The space is empty, the pool has long since been drained and the tiles are covered in dirt, the ubiquitous turquoise paintwork is peeling and the silent emptiness fills the space which was once alive with chatter, laughter, the splashing of water and the shouting of the lifeguard to try hopelessly to stop the children dive bombing each other., so hopeless that you wonder why he bothers (apart from Health and Safety).
The Whitechapel Pool, built in 1901 with philanthropic funding, was once the heart of the community at a time when baths and swimming pools were funded by private individuals and local authorities alike. The diving board was removed years ago as a safety hazard and today the pool sits empty, having suffered the fate of many other such swimming pools, said by local authorities to be little-used and too expensive to maintain, despite the obvious value to community, health and well-being. Swimming pools are expensive to maintain, but think of the benefits they provide. Must everything be driven by costs in this era of austerity and uncertainty?
This forlorn space awaits its future fate. Will it be saved or will it end up on the demolition skip?
Whitechapel Pool of course does not exist; it is an installation by the Scandinavian artists Elmgreen & Dragset at the Whitechapel Gallery as the first room of the exhibition ‘This Is How We Bite Our Tongue’ which shows some 20 years of work by the duo, focussed on issues of politics, society, religion, childhood, sexuality and of empowerment and disempowerment in the society in which we live as those in control try and persuade us that they know what is best for us, while we are brow-beaten into silence.

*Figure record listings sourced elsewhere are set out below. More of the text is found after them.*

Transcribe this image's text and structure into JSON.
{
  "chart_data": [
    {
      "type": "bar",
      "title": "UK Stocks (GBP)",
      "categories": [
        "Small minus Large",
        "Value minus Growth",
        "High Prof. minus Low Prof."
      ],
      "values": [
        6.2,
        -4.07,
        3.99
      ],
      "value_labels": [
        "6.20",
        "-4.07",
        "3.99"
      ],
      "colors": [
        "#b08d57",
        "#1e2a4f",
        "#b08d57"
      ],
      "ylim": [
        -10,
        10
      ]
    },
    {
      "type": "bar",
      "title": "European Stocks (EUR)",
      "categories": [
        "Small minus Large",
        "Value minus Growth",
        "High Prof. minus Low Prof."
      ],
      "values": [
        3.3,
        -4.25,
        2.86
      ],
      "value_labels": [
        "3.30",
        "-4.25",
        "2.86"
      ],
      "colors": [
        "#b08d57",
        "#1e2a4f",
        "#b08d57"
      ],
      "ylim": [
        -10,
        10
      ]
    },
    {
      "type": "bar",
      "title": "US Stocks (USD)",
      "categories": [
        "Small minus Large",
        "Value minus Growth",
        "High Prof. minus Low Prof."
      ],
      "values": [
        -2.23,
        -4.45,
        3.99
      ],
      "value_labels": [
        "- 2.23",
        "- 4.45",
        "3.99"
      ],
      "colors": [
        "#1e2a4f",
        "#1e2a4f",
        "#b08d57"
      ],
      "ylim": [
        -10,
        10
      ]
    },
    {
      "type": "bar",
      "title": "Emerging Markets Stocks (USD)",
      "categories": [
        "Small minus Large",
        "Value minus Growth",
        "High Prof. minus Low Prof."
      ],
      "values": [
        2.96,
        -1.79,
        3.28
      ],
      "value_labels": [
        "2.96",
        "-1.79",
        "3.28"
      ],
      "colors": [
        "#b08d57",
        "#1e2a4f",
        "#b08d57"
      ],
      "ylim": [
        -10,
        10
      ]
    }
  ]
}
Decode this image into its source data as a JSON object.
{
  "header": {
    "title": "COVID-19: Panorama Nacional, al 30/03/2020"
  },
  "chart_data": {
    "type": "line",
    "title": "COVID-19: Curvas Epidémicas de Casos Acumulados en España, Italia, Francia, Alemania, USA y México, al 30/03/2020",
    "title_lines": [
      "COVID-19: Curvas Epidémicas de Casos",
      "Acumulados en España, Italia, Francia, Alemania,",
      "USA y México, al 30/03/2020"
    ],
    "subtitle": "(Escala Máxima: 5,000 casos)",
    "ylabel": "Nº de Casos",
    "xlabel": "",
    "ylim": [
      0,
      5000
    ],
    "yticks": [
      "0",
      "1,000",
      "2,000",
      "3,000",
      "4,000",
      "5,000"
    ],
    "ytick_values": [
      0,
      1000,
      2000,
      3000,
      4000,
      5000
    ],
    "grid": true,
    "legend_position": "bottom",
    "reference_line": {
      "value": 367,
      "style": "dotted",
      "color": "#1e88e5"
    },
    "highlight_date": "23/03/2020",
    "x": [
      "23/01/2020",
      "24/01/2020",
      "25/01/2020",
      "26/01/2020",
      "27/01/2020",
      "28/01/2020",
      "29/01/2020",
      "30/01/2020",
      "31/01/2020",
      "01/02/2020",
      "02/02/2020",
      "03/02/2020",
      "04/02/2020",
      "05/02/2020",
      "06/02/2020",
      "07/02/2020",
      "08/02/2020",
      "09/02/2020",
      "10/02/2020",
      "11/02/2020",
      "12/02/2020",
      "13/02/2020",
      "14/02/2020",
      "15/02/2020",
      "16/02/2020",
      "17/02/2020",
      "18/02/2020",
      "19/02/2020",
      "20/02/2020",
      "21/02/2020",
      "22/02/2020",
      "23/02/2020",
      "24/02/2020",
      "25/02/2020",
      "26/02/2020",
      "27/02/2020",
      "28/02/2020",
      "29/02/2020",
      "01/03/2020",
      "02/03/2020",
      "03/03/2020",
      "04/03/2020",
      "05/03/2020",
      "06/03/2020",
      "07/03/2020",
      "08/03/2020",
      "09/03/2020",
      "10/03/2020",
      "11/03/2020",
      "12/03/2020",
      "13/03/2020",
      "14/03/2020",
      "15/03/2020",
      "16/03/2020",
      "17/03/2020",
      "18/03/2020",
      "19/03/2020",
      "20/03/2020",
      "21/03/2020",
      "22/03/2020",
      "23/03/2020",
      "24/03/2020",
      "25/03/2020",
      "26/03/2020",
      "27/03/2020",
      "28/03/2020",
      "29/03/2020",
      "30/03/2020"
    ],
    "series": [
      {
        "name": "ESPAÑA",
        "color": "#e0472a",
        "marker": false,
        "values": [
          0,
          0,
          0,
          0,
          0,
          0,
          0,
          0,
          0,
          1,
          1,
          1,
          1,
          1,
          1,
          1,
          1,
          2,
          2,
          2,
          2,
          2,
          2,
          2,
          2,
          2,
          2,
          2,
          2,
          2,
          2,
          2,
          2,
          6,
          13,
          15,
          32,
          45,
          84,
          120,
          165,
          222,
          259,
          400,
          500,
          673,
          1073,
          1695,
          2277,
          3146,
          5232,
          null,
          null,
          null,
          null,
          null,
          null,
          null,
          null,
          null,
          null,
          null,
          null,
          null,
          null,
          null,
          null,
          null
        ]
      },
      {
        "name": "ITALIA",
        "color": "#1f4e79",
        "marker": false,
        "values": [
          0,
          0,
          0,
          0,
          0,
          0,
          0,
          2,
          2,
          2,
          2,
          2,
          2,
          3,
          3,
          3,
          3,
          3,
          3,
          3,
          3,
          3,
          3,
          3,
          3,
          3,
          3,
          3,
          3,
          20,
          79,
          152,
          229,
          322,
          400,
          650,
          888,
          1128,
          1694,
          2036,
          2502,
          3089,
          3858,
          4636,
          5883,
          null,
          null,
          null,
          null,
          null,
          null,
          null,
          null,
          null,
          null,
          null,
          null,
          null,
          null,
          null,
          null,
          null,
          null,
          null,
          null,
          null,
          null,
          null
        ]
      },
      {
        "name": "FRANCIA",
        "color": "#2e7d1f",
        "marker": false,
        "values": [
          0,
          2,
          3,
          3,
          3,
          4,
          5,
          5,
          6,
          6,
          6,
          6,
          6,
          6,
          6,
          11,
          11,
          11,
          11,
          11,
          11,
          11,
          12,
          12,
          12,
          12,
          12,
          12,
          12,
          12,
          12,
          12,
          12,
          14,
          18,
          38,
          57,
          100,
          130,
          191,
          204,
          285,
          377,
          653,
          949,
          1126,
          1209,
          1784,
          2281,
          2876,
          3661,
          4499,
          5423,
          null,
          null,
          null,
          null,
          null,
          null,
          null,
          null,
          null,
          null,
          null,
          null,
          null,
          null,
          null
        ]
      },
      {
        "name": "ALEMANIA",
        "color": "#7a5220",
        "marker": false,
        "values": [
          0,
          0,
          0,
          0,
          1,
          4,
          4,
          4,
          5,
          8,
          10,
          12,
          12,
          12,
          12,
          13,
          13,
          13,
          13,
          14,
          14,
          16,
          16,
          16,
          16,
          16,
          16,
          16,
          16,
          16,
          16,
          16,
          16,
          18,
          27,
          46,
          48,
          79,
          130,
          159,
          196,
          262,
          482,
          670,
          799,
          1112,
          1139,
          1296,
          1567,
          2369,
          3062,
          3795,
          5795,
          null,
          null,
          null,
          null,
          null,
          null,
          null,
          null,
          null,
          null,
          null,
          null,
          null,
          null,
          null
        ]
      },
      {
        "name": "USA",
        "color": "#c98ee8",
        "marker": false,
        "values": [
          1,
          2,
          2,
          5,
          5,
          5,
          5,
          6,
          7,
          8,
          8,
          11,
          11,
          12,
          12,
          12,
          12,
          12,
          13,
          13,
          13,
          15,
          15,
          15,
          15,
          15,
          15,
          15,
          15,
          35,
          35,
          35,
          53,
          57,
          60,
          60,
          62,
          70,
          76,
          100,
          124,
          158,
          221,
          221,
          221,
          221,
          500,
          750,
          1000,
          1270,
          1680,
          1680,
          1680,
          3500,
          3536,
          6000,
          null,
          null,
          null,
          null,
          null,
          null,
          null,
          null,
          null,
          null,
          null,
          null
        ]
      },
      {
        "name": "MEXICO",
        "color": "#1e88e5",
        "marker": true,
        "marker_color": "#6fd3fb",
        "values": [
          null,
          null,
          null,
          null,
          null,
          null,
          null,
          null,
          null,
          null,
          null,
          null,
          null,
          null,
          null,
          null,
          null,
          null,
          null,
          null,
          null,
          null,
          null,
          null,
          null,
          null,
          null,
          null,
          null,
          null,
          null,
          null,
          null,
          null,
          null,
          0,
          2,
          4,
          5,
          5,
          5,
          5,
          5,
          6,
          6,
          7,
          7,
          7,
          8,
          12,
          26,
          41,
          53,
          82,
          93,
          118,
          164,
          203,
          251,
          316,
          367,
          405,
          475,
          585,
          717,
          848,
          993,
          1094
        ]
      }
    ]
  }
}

Scattered around the pool are other works – a changing room door which has hinges and handles on both sides and had therefore become totally dysfunctional – what should be somewhere to enter to prepare for the swim ahead is now totally closed; a classical statue which once stood proud and valiant but now lies broken and decaying, a heavy meteorite which has crashed onto a trampoline and also represents the battle for the perfect body and the perfect world, while two urinals connected by intertwined drain pipes take Duchamp’s ceramic ‘Fountain’ and shape it into the modern world of gay marriage. And where have the two individuals gone who have left their trousers and Calvin Klein’s behind? On one side is a gallery space; on another is an office. Are they hiding in there or did they once swim in the pool downstairs?
Upstairs the exhibition continues with ‘Self Portraits’ of artists which the duo have been inspired by being represented by their exhibition labels and the last room has a series of sculptures, spot-lit in the darkness, that leave you deeply worried.
This is an exhibition which leaves you with lots of questions, and lots of worries. The good news is that communities are fighting back and taking control. One such example is the Govanhill Baths in Glasgow, where I swam as a youngster. Opened between 1912 and 1919, and Glasgow’s last surviving Edwardian public bathhouse, they were closed in 2001 by those who knew best in the City Council, but were the focus of a major, concerted and tough campaign by the local community against the city decision-makers, who had the resources of the police to call on, to retain and refurbish the building not just as a swimming pool but as an arts, community, theatre and music venue – which has even been the location for a wedding!
Now being developed as funding allows by the Govanhill Baths Community Trust, in an area where the community is in desperate need of such facilities, the renaissance of these baths is a beacon for the future.